Two School of Biological Sciences assistant professors, Nathan McDonald and Farzaneh Najafi, have received Curci Foundation grants to support new research in their fields. 

The Shurl and Kay Curci Foundation funds science-based projects with an emphasis on advancing a healthy and sustainable future for humans, focusing on early-stage research with far-reaching and lasting implications.

“This is a special program that supports junior faculty with particular creativity,” says School of Biological Sciences Chair Todd Streelman. “The best part for me is that representatives from the Curci Foundation visit our campus and conduct in-person interviews, showing they value both the projects and the young scientists.”

Nathan McDonald: Understanding Synapses and Engineering their Repair

The McDonald Lab studies the fundamental biology of synapses, the tiny structures that allow neurons to communicate. Their research focuses on understanding how the nervous system and brain develop, specifically how hundreds of billions of neurons form and connect through trillions of synapses – and how they continue to change throughout adult life. 

“What’s exciting about the grant is that it allows us to apply that knowledge and explore whether and how we might control synapse formation,” explains McDonald.

The McDonald Lab will examine whether the molecular processes neurons use to build synapses during early development can be reactivated later in life.

If successful, the new research could have implications for aging and neurodegenerative conditions in which synapses are lost, potentially revealing ways to repair specific synapses and restore their function.

“Many researchers are interested in repairing or regenerating synapses. Most approaches so far have focused on pharmaceuticals – using drugs to influence synaptic strength. What makes our approach unique is that we are trying to leverage the developmental machinery that neurons already have,” he explains.

McDonald and his team are working with Caenorhabditis elegans, a microscopic roundworm widely used in neuroscience research. The organism offers a simplified, tractable system for examining how synapses are built, dismantled, and potentially rebuilt.

“If we can demonstrate proof of concept in a simple nervous system, that opens the door to scaling these approaches to more complex models,” explains McDonald.

He plans to use the Curci funds to support students and staff as they explore these new methods for engineering synapse formation.

“The work has the potential to be developed into something more translational and applicable to disease,” says McDonald. “These sources of funding are incredibly important for launching new research directions.”

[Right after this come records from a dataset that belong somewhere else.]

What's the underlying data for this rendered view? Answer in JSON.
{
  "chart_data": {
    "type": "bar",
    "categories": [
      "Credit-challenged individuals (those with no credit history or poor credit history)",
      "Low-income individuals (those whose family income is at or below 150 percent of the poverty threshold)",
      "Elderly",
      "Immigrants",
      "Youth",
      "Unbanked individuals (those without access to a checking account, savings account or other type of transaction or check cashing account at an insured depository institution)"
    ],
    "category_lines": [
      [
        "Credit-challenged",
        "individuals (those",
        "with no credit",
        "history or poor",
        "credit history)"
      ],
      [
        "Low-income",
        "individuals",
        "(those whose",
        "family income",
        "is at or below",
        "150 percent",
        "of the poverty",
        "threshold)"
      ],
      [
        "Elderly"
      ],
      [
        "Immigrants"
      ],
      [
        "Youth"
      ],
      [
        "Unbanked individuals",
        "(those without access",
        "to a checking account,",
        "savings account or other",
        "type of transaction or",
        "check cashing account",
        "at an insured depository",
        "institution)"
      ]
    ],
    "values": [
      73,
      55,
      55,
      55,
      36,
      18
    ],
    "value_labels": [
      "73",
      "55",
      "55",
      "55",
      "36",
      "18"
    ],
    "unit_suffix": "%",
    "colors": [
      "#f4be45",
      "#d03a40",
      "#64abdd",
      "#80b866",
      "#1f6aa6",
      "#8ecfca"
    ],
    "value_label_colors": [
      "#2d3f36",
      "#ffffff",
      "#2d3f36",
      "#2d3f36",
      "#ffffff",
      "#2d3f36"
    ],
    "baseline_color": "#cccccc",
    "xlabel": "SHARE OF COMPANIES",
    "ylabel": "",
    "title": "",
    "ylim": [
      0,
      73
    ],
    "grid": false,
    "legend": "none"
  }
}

Farzaneh Najafi: Exploring Sleep and the Cerebellum’s Role in Cognitive Health

The Farzaneh Najafi Lab examines predictive processing, how the brain makes and learns predictions about the world. Najafi’s research focuses on deepening understanding of how sleep supports learning and cognitive health across the lifespan. 

Najafi’s Curci-funded research will examine how the brain uses sleep to reorganize itself after learning, with a particular focus on the cerebellum, a region that contains nearly 80 percent of the brain’s neurons. By identifying changes in cerebellar activity during sleep, her work has the potential to improve early detection of neurological disorders.

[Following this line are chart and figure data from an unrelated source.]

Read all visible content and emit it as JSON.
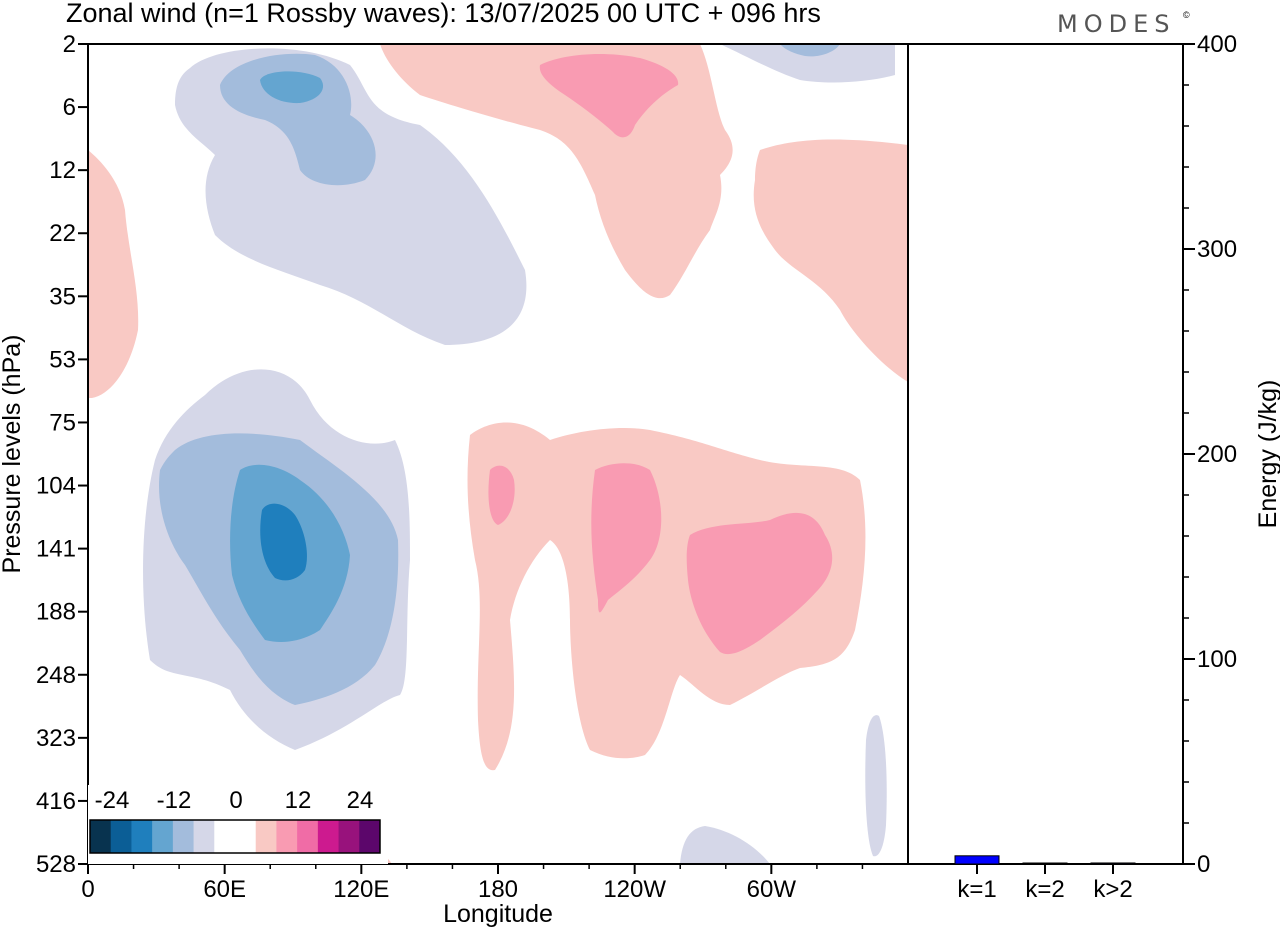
{
  "title": "Zonal wind (n=1 Rossby waves):  13/07/2025  00 UTC  + 096 hrs",
  "brand": "MODES",
  "brand_mark": "©",
  "colors": {
    "neg": [
      "#08334f",
      "#0b5e96",
      "#1f7fbd",
      "#64a5d0",
      "#a3bcdc",
      "#d5d7e8"
    ],
    "zero": "#ffffff",
    "pos": [
      "#f9c9c4",
      "#f99bb2",
      "#f06ca6",
      "#cd1a8f",
      "#98127c",
      "#5c066b"
    ],
    "bar": "#0000ff"
  },
  "colorbar": {
    "labels": [
      "-24",
      "-12",
      "0",
      "12",
      "24"
    ]
  },
  "chart_data": [
    {
      "type": "heatmap",
      "title": "Zonal wind (n=1 Rossby waves):  13/07/2025  00 UTC  + 096 hrs",
      "xlabel": "Longitude",
      "ylabel": "Pressure levels (hPa)",
      "x_ticks": [
        "0",
        "60E",
        "120E",
        "180",
        "120W",
        "60W"
      ],
      "y_ticks": [
        "528",
        "416",
        "323",
        "248",
        "188",
        "141",
        "104",
        "75",
        "53",
        "35",
        "22",
        "12",
        "6",
        "2"
      ],
      "colorbar_levels": [
        -24,
        -12,
        0,
        12,
        24
      ],
      "features": [
        {
          "sign": "negative",
          "longitude": 80,
          "pressure_hPa": 141,
          "peak": -16
        },
        {
          "sign": "negative",
          "longitude": 45,
          "pressure_hPa": 5,
          "peak": -12
        },
        {
          "sign": "positive",
          "longitude": -110,
          "pressure_hPa": 141,
          "peak": 10
        },
        {
          "sign": "positive",
          "longitude": -150,
          "pressure_hPa": 141,
          "peak": 8
        },
        {
          "sign": "positive",
          "longitude": 170,
          "pressure_hPa": 5,
          "peak": 8
        }
      ]
    },
    {
      "type": "bar",
      "ylabel": "Energy (J/kg)",
      "categories": [
        "k=1",
        "k=2",
        "k>2"
      ],
      "values": [
        4,
        0.4,
        0.5
      ],
      "ylim": [
        0,
        400
      ],
      "y_ticks": [
        "0",
        "100",
        "200",
        "300",
        "400"
      ]
    }
  ]
}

“We know that sleep stabilizes memories in areas like the cortex and hippocampus, but we know very little about what sleep does in the cerebellum,” says Najafi. “This grant allows us to bring sleep, cerebellar circuitry, and learning together.”

Najafi and her team will combine behavioral experiments with high-resolution imaging to study how cerebellar circuits and synapses change across wake and sleep.

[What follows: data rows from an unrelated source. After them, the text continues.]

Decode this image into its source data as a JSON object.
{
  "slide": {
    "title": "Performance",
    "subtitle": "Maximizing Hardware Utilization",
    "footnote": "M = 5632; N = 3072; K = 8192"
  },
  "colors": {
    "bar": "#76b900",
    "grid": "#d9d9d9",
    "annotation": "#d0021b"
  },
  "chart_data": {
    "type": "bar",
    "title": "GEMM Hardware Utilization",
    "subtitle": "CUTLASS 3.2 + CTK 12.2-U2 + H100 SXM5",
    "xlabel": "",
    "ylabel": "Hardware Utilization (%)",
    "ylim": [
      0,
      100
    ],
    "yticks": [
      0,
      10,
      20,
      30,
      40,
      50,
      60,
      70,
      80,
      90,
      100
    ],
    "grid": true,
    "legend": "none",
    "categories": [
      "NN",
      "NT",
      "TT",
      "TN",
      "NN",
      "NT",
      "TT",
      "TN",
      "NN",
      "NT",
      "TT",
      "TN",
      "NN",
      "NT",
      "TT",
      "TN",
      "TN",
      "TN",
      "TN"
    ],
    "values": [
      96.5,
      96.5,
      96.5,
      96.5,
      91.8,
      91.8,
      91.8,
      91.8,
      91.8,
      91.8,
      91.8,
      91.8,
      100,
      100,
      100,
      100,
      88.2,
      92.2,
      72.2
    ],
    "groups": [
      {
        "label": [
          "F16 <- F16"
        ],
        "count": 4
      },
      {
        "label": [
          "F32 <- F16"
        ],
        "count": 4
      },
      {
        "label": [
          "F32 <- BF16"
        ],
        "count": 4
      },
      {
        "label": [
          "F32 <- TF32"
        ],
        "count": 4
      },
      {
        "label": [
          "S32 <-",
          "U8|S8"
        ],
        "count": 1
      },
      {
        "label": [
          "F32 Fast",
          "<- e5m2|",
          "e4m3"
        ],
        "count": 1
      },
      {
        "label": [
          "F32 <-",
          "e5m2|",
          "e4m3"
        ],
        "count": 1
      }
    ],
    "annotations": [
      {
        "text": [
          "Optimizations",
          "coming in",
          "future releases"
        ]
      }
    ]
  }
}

“We’re looking at cerebellar activity during sleep at the circuit and synapse level to see how learning-related changes unfold,” explains Najafi.

In some cerebellar disorders, sleep disturbances can appear five to 10 years before motor symptoms begin. By identifying early changes in cerebellar activity during sleep, Najafi’s research could help pinpoint neurological disease at a stage when intervention may still be possible.

Curci funding will allow Najafi’s lab to collect foundational data needed to establish the first mechanistic links between sleep, cerebellar activity, and long-term brain health.

“Many traditional funding mechanisms are hesitant to support these kinds of higher‑risk directions, especially early on, but this award makes it possible to pursue a new and promising line of inquiry,” says Najafi.